Handwerk ohne Tradition
Die Fassadenausführung – händisch in mehreren Schichten aufgebrachter und mit einer Schablone abgezogener Putz statt eines Vollwärmeschutzes aus Polystyrol und Standardfarben – stellte nicht nur den Architekten Jan Proksa, sondern auch die Bauherren auf eine Geduldsprobe. Anlässlich eines Besuchs in Prag entdeckte der Architekt diese alte Technik des gezogenen Gesimses, die über Hunderte Jahre immer wieder für Gesimse, Stürze, Fassadenteilungen genutzt wurde und die man heute noch bei vielen Gründerzeithäusern sieht, und beschloss, diese im modernen Stil wieder aufleben zu lassen. Nachdem die Bauherren von dieser kostenintensiven Fassadenausführung überzeugt werden konnten, mussten Handwerker gefunden werden, die die zeitaufwendige Technik des händisch aufgebrachten, geraden Putzes noch beherrschten. Sinkende Temperaturen im Winter machten darüber hinaus eine Verzögerung notwendig. Als Werkzeug wurde eine Schablone aus Stahl und Führungsschienen verwendet. Nachdem die Handwerker eine bestimmte Stärke an Putz händisch aufgetragen haben, mussten sie die Form mit der vorbereiteten Schablone abziehen.

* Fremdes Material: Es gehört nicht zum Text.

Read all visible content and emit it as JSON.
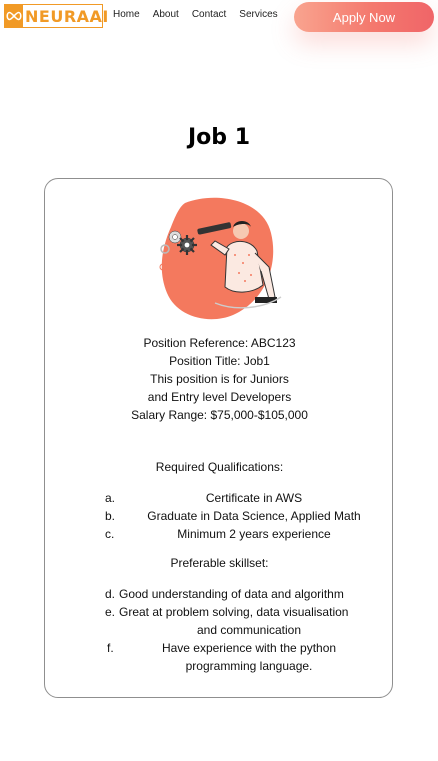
{
  "header": {
    "logo_text": "NEURAAI",
    "logo_icon": "infinity-icon",
    "nav": [
      "Home",
      "About",
      "Contact",
      "Services"
    ],
    "apply_label": "Apply Now"
  },
  "job": {
    "title": "Job 1",
    "illustration": "person-with-telescope-and-gears",
    "info_lines": [
      "Position Reference: ABC123",
      "Position Title: Job1",
      "This position is for Juniors",
      "and Entry level Developers",
      "Salary Range: $75,000-$105,000"
    ],
    "required_title": "Required Qualifications:",
    "required": [
      {
        "marker": "a.",
        "text": "Certificate in AWS"
      },
      {
        "marker": "b.",
        "text": "Graduate in Data Science, Applied Math"
      },
      {
        "marker": "c.",
        "text": "Minimum 2 years experience"
      }
    ],
    "preferable_title": "Preferable skillset:",
    "preferable": [
      {
        "marker": "d.",
        "text": "Good understanding of data and algorithm"
      },
      {
        "marker": "e.",
        "text": "Great at problem solving, data visualisation",
        "text2": "and communication"
      },
      {
        "marker": "f.",
        "text": "Have experience with the python",
        "text2": "programming language."
      }
    ]
  },
  "colors": {
    "brand": "#f19a26",
    "accent": "#f4796e",
    "card_border": "#8f8f8f"
  }
}
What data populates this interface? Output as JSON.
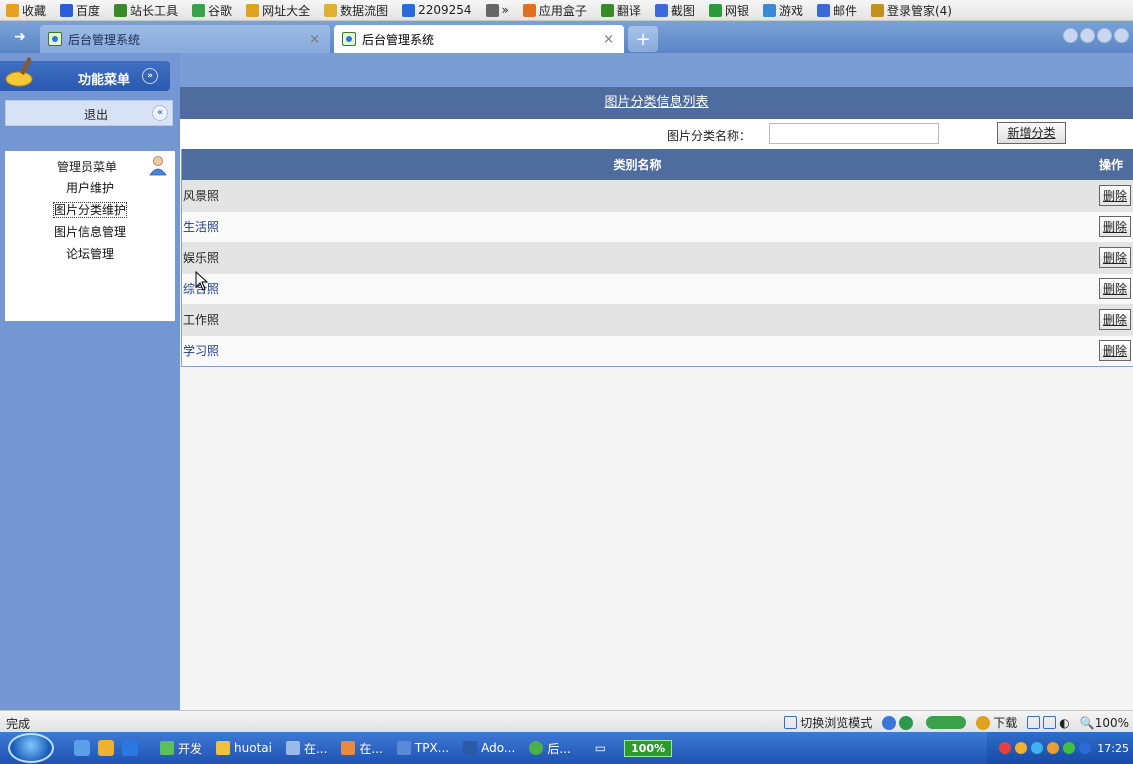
{
  "favorites_bar": {
    "items": [
      {
        "label": "收藏",
        "icon": "star-icon",
        "color": "#e8a020"
      },
      {
        "label": "百度",
        "icon": "baidu-icon",
        "color": "#2a5ed8"
      },
      {
        "label": "站长工具",
        "icon": "tools-icon",
        "color": "#3a8a2a"
      },
      {
        "label": "谷歌",
        "icon": "google-icon",
        "color": "#3aa14a"
      },
      {
        "label": "网址大全",
        "icon": "globe-icon",
        "color": "#e0a020"
      },
      {
        "label": "数据流图",
        "icon": "folder-icon",
        "color": "#e0b030"
      },
      {
        "label": "2209254",
        "icon": "qq-icon",
        "color": "#2a6ad8"
      },
      {
        "label": "»",
        "icon": "more-icon",
        "color": "#666666"
      },
      {
        "label": "应用盒子",
        "icon": "box-icon",
        "color": "#e07020"
      },
      {
        "label": "翻译",
        "icon": "translate-icon",
        "color": "#3a8a2a"
      },
      {
        "label": "截图",
        "icon": "scissors-icon",
        "color": "#3a6ad8"
      },
      {
        "label": "网银",
        "icon": "bank-icon",
        "color": "#2a9a3a"
      },
      {
        "label": "游戏",
        "icon": "game-icon",
        "color": "#3a8ad8"
      },
      {
        "label": "邮件",
        "icon": "mail-icon",
        "color": "#3a6ad8"
      },
      {
        "label": "登录管家(4)",
        "icon": "key-icon",
        "color": "#c09020"
      }
    ]
  },
  "tabs": {
    "items": [
      {
        "label": "后台管理系统",
        "active": false
      },
      {
        "label": "后台管理系统",
        "active": true
      }
    ],
    "close_glyph": "×",
    "new_tab_glyph": "+"
  },
  "sidebar": {
    "header_title": "功能菜单",
    "logout_label": "退出",
    "collapse_glyph": "«",
    "expand_glyph": "»",
    "admin_menu_title": "管理员菜单",
    "items": [
      {
        "label": "用户维护"
      },
      {
        "label": "图片分类维护"
      },
      {
        "label": "图片信息管理"
      },
      {
        "label": "论坛管理"
      }
    ]
  },
  "main": {
    "list_title": "图片分类信息列表",
    "search_label": "图片分类名称：",
    "search_value": "",
    "add_button_label": "新增分类",
    "table": {
      "headers": [
        "类别名称",
        "操作"
      ],
      "rows": [
        {
          "name": "风景照",
          "action": "删除"
        },
        {
          "name": "生活照",
          "action": "删除"
        },
        {
          "name": "娱乐照",
          "action": "删除"
        },
        {
          "name": "综合照",
          "action": "删除"
        },
        {
          "name": "工作照",
          "action": "删除"
        },
        {
          "name": "学习照",
          "action": "删除"
        }
      ]
    }
  },
  "status_bar": {
    "status_text": "完成",
    "switch_mode_label": "切换浏览模式",
    "download_label": "下载",
    "zoom_label": "100%"
  },
  "taskbar": {
    "items": [
      {
        "label": "开发"
      },
      {
        "label": "huotai"
      },
      {
        "label": "在..."
      },
      {
        "label": "在..."
      },
      {
        "label": "TPX..."
      },
      {
        "label": "Ado..."
      },
      {
        "label": "后..."
      }
    ],
    "zoom_badge": "100%",
    "clock": "17:25"
  }
}
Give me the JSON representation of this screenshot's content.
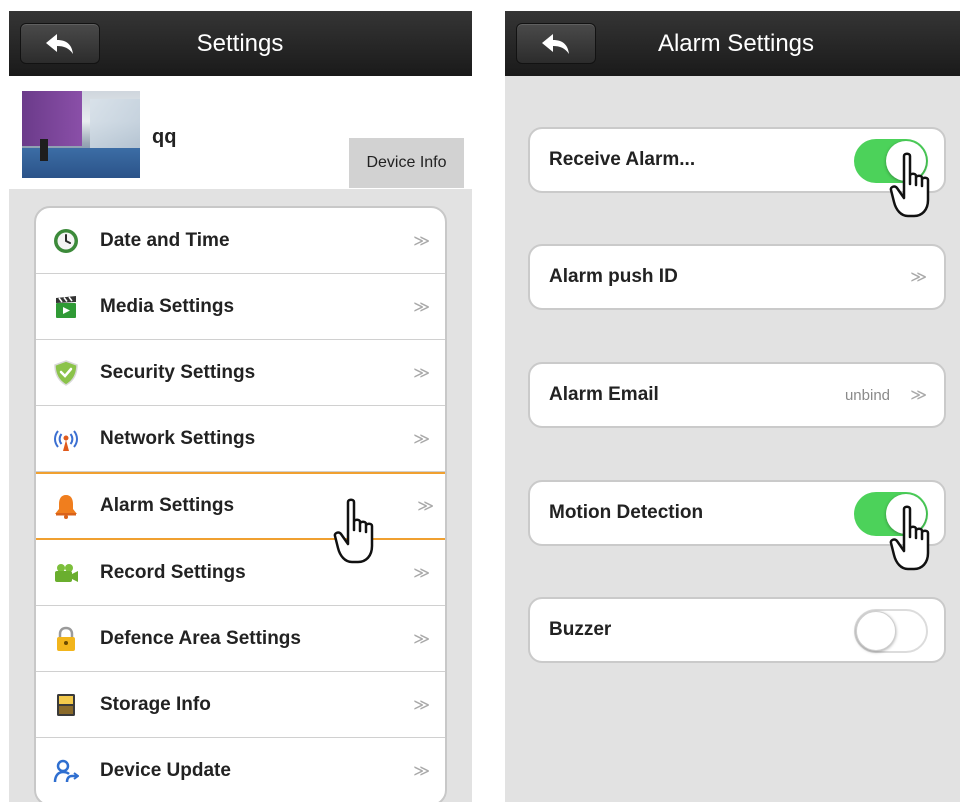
{
  "left": {
    "title": "Settings",
    "device": {
      "name": "qq",
      "info_button": "Device Info"
    },
    "menu": [
      {
        "label": "Date and Time",
        "icon": "clock-icon",
        "arrow": "≫"
      },
      {
        "label": "Media Settings",
        "icon": "clapperboard-icon",
        "arrow": "≫"
      },
      {
        "label": "Security Settings",
        "icon": "shield-icon",
        "arrow": "≫"
      },
      {
        "label": "Network Settings",
        "icon": "antenna-icon",
        "arrow": "≫"
      },
      {
        "label": "Alarm Settings",
        "icon": "bell-icon",
        "arrow": "≫",
        "selected": true
      },
      {
        "label": "Record Settings",
        "icon": "camcorder-icon",
        "arrow": "≫"
      },
      {
        "label": "Defence Area Settings",
        "icon": "lock-icon",
        "arrow": "≫"
      },
      {
        "label": "Storage Info",
        "icon": "storage-icon",
        "arrow": "≫"
      },
      {
        "label": "Device Update",
        "icon": "user-update-icon",
        "arrow": "≫"
      }
    ]
  },
  "right": {
    "title": "Alarm Settings",
    "rows": [
      {
        "label": "Receive Alarm...",
        "type": "toggle",
        "on": true
      },
      {
        "label": "Alarm push ID",
        "type": "link",
        "arrow": "≫"
      },
      {
        "label": "Alarm Email",
        "type": "link",
        "value": "unbind",
        "arrow": "≫"
      },
      {
        "label": "Motion Detection",
        "type": "toggle",
        "on": true
      },
      {
        "label": "Buzzer",
        "type": "toggle",
        "on": false
      }
    ]
  },
  "colors": {
    "navbar": "#262626",
    "toggle_on": "#4cd25a",
    "selected_border": "#f0a030",
    "list_background": "#e2e2e2"
  }
}
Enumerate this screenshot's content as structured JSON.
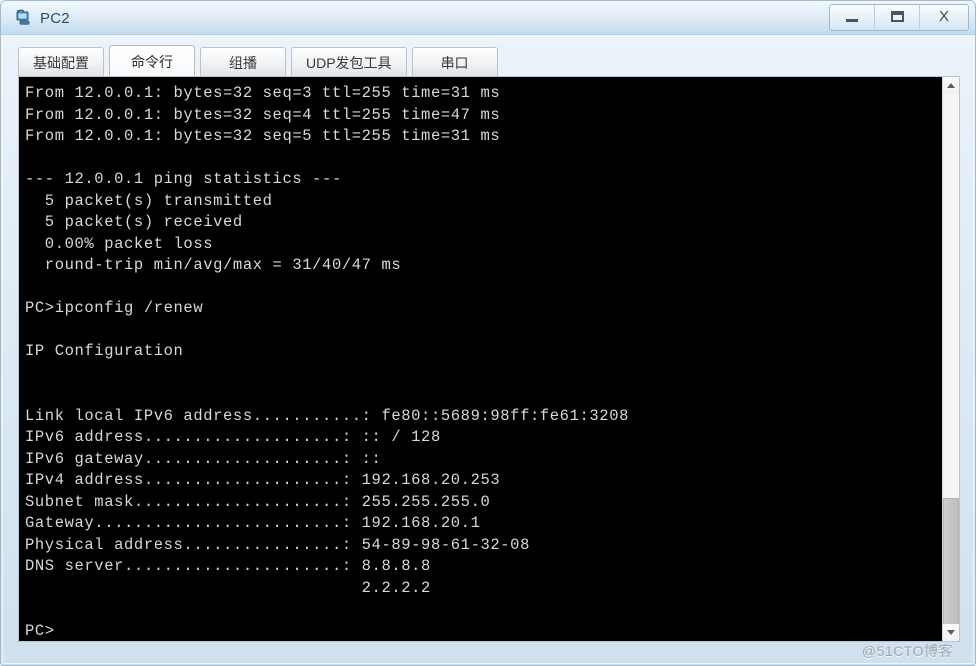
{
  "window": {
    "title": "PC2",
    "icon": "pc-device-icon",
    "buttons": {
      "minimize": "minimize-icon",
      "maximize": "maximize-icon",
      "close": "X"
    }
  },
  "tabs": [
    {
      "label": "基础配置",
      "active": false
    },
    {
      "label": "命令行",
      "active": true
    },
    {
      "label": "组播",
      "active": false
    },
    {
      "label": "UDP发包工具",
      "active": false
    },
    {
      "label": "串口",
      "active": false
    }
  ],
  "console": {
    "lines": [
      "From 12.0.0.1: bytes=32 seq=3 ttl=255 time=31 ms",
      "From 12.0.0.1: bytes=32 seq=4 ttl=255 time=47 ms",
      "From 12.0.0.1: bytes=32 seq=5 ttl=255 time=31 ms",
      "",
      "--- 12.0.0.1 ping statistics ---",
      "  5 packet(s) transmitted",
      "  5 packet(s) received",
      "  0.00% packet loss",
      "  round-trip min/avg/max = 31/40/47 ms",
      "",
      "PC>ipconfig /renew",
      "",
      "IP Configuration",
      "",
      "",
      "Link local IPv6 address...........: fe80::5689:98ff:fe61:3208",
      "IPv6 address....................: :: / 128",
      "IPv6 gateway....................: ::",
      "IPv4 address....................: 192.168.20.253",
      "Subnet mask.....................: 255.255.255.0",
      "Gateway.........................: 192.168.20.1",
      "Physical address................: 54-89-98-61-32-08",
      "DNS server......................: 8.8.8.8",
      "                                  2.2.2.2",
      "",
      "PC>"
    ]
  },
  "scrollbar": {
    "up_arrow": "chevron-up-icon",
    "down_arrow": "chevron-down-icon"
  },
  "watermark": {
    "text": "@51CTO博客"
  },
  "colors": {
    "console_bg": "#000000",
    "console_text": "#d8d8d8",
    "title_accent": "#2a4d6e",
    "frame": "#9fbcd4"
  }
}
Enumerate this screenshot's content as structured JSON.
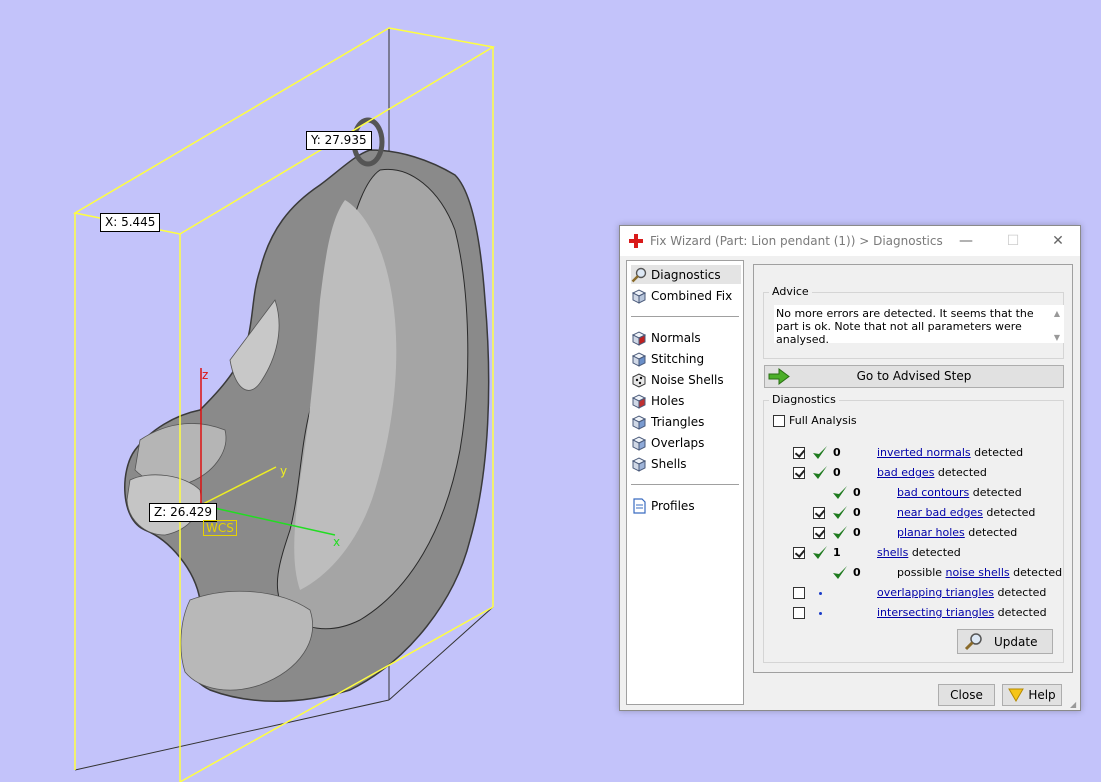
{
  "viewport": {
    "dimensions": {
      "x": "X: 5.445",
      "y": "Y: 27.935",
      "z": "Z: 26.429"
    },
    "wcs_label": "WCS",
    "axes": {
      "x": "x",
      "y": "y",
      "z": "z"
    },
    "colors": {
      "background": "#c3c3fa",
      "bounding_box": "#ffff40",
      "axis_x": "#22dd22",
      "axis_y": "#eeee22",
      "axis_z": "#dd1111"
    }
  },
  "dialog": {
    "title": "Fix Wizard (Part: Lion pendant (1)) > Diagnostics",
    "window_controls": {
      "minimize": "—",
      "maximize": "☐",
      "close": "✕"
    },
    "nav": {
      "top_items": [
        {
          "label": "Diagnostics",
          "icon": "magnifier-icon",
          "selected": true
        },
        {
          "label": "Combined Fix",
          "icon": "cube-icon"
        }
      ],
      "fix_items": [
        {
          "label": "Normals",
          "icon": "normals-cube-icon"
        },
        {
          "label": "Stitching",
          "icon": "stitching-cube-icon"
        },
        {
          "label": "Noise Shells",
          "icon": "noise-shells-icon"
        },
        {
          "label": "Holes",
          "icon": "holes-cube-icon"
        },
        {
          "label": "Triangles",
          "icon": "triangles-cube-icon"
        },
        {
          "label": "Overlaps",
          "icon": "overlaps-cube-icon"
        },
        {
          "label": "Shells",
          "icon": "shells-cube-icon"
        }
      ],
      "profiles_item": {
        "label": "Profiles",
        "icon": "document-icon"
      }
    },
    "advice": {
      "group_title": "Advice",
      "text": "No more errors are detected. It seems that the part is ok. Note that not all parameters were analysed.",
      "go_button": "Go to Advised Step"
    },
    "diagnostics": {
      "group_title": "Diagnostics",
      "full_analysis_label": "Full Analysis",
      "full_analysis_checked": false,
      "rows": [
        {
          "checked": true,
          "has_checkbox": true,
          "status": "ok",
          "count": "0",
          "link": "inverted normals",
          "suffix": " detected"
        },
        {
          "checked": true,
          "has_checkbox": true,
          "status": "ok",
          "count": "0",
          "link": "bad edges",
          "suffix": " detected"
        },
        {
          "has_checkbox": false,
          "status": "ok",
          "count": "0",
          "link": "bad contours",
          "suffix": " detected",
          "indent": true
        },
        {
          "checked": true,
          "has_checkbox": true,
          "status": "ok",
          "count": "0",
          "link": "near bad edges",
          "suffix": " detected",
          "indent": true
        },
        {
          "checked": true,
          "has_checkbox": true,
          "status": "ok",
          "count": "0",
          "link": "planar holes",
          "suffix": " detected",
          "indent": true
        },
        {
          "checked": true,
          "has_checkbox": true,
          "status": "ok",
          "count": "1",
          "link": "shells",
          "suffix": " detected"
        },
        {
          "has_checkbox": false,
          "status": "ok",
          "count": "0",
          "prefix": "possible ",
          "link": "noise shells",
          "suffix": " detected",
          "indent": true
        },
        {
          "checked": false,
          "has_checkbox": true,
          "status": "pending",
          "count": "",
          "link": "overlapping triangles",
          "suffix": " detected"
        },
        {
          "checked": false,
          "has_checkbox": true,
          "status": "pending",
          "count": "",
          "link": "intersecting triangles",
          "suffix": " detected"
        }
      ],
      "update_button": "Update"
    },
    "footer": {
      "close_button": "Close",
      "help_button": "Help"
    }
  }
}
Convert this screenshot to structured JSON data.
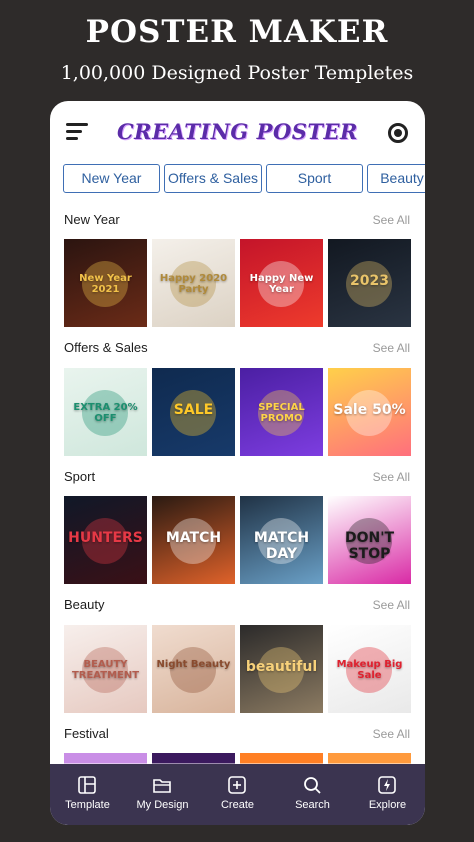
{
  "hero": {
    "title": "POSTER MAKER",
    "subtitle": "1,00,000 Designed Poster Templetes"
  },
  "appbar": {
    "title": "CREATING POSTER"
  },
  "tabs": [
    "New Year",
    "Offers & Sales",
    "Sport",
    "Beauty"
  ],
  "sections": [
    {
      "title": "New Year",
      "see_all": "See All",
      "posters": [
        {
          "text": "New Year 2021",
          "colors": [
            "#2b1410",
            "#6b2b17"
          ],
          "accent": "#f2c24a"
        },
        {
          "text": "Happy 2020 Party",
          "colors": [
            "#f4f0ea",
            "#dcd2c4"
          ],
          "accent": "#b08a3a"
        },
        {
          "text": "Happy New Year",
          "colors": [
            "#c4142a",
            "#ee3b2c"
          ],
          "accent": "#ffffff"
        },
        {
          "text": "2023",
          "colors": [
            "#121821",
            "#2a3442"
          ],
          "accent": "#e9c46a"
        }
      ]
    },
    {
      "title": "Offers & Sales",
      "see_all": "See All",
      "posters": [
        {
          "text": "EXTRA 20% OFF",
          "colors": [
            "#e9f4ee",
            "#cfe7dc"
          ],
          "accent": "#1b8f6f"
        },
        {
          "text": "SALE",
          "colors": [
            "#0f2a4f",
            "#173a6a"
          ],
          "accent": "#ffc928"
        },
        {
          "text": "SPECIAL PROMO",
          "colors": [
            "#4b1fa3",
            "#7d3de0"
          ],
          "accent": "#ffd447"
        },
        {
          "text": "Sale 50%",
          "colors": [
            "#ffd04a",
            "#ff6f7d"
          ],
          "accent": "#ffffff"
        }
      ]
    },
    {
      "title": "Sport",
      "see_all": "See All",
      "posters": [
        {
          "text": "HUNTERS",
          "colors": [
            "#101828",
            "#3a1016"
          ],
          "accent": "#e63946"
        },
        {
          "text": "MATCH",
          "colors": [
            "#2a1a12",
            "#e0622a"
          ],
          "accent": "#ffffff"
        },
        {
          "text": "MATCH DAY",
          "colors": [
            "#203245",
            "#6aa0c7"
          ],
          "accent": "#ffffff"
        },
        {
          "text": "DON'T STOP",
          "colors": [
            "#ffffff",
            "#d92aa5"
          ],
          "accent": "#1b1b1b"
        }
      ]
    },
    {
      "title": "Beauty",
      "see_all": "See All",
      "posters": [
        {
          "text": "BEAUTY TREATMENT",
          "colors": [
            "#f7efec",
            "#e6c9c0"
          ],
          "accent": "#b35d4e"
        },
        {
          "text": "Night Beauty",
          "colors": [
            "#f0dccf",
            "#d8b49c"
          ],
          "accent": "#8a4b2e"
        },
        {
          "text": "beautiful",
          "colors": [
            "#2b2a2a",
            "#8c7b62"
          ],
          "accent": "#f7d17a"
        },
        {
          "text": "Makeup Big Sale",
          "colors": [
            "#ffffff",
            "#e9e9e9"
          ],
          "accent": "#e0212f"
        }
      ]
    },
    {
      "title": "Festival",
      "see_all": "See All",
      "posters": [
        {
          "text": "",
          "colors": [
            "#c98ee6",
            "#ffffff"
          ],
          "accent": "#ffffff"
        },
        {
          "text": "",
          "colors": [
            "#3b1a5e",
            "#ffffff"
          ],
          "accent": "#ffffff"
        },
        {
          "text": "",
          "colors": [
            "#ff7f24",
            "#ffffff"
          ],
          "accent": "#ffffff"
        },
        {
          "text": "",
          "colors": [
            "#ff9a3c",
            "#ffffff"
          ],
          "accent": "#ffffff"
        }
      ]
    }
  ],
  "bottom_nav": [
    {
      "label": "Template",
      "icon": "template-icon"
    },
    {
      "label": "My Design",
      "icon": "folder-icon"
    },
    {
      "label": "Create",
      "icon": "plus-square-icon"
    },
    {
      "label": "Search",
      "icon": "search-icon"
    },
    {
      "label": "Explore",
      "icon": "compass-icon"
    }
  ],
  "colors": {
    "background": "#2e2b2a",
    "nav": "#3b3450",
    "tab_border": "#3f6fb5",
    "title_purple": "#5b2ca8"
  }
}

Es handelt sich um reinen Kalkputz in zwei Schichten. Als erste Schicht wurden 20 Millimeter Kalkputz aufgetragen, anschließend eine Schicht von fünf bis 30 Millimeter. Den Abschluss bilden Feinputz und eine Lasur als Farbschicht. Das Resultat ist eine Fassade, die über Tiefe und Plastizität verfügt und deren Oberfläche dem Baukörper Struktur verleiht.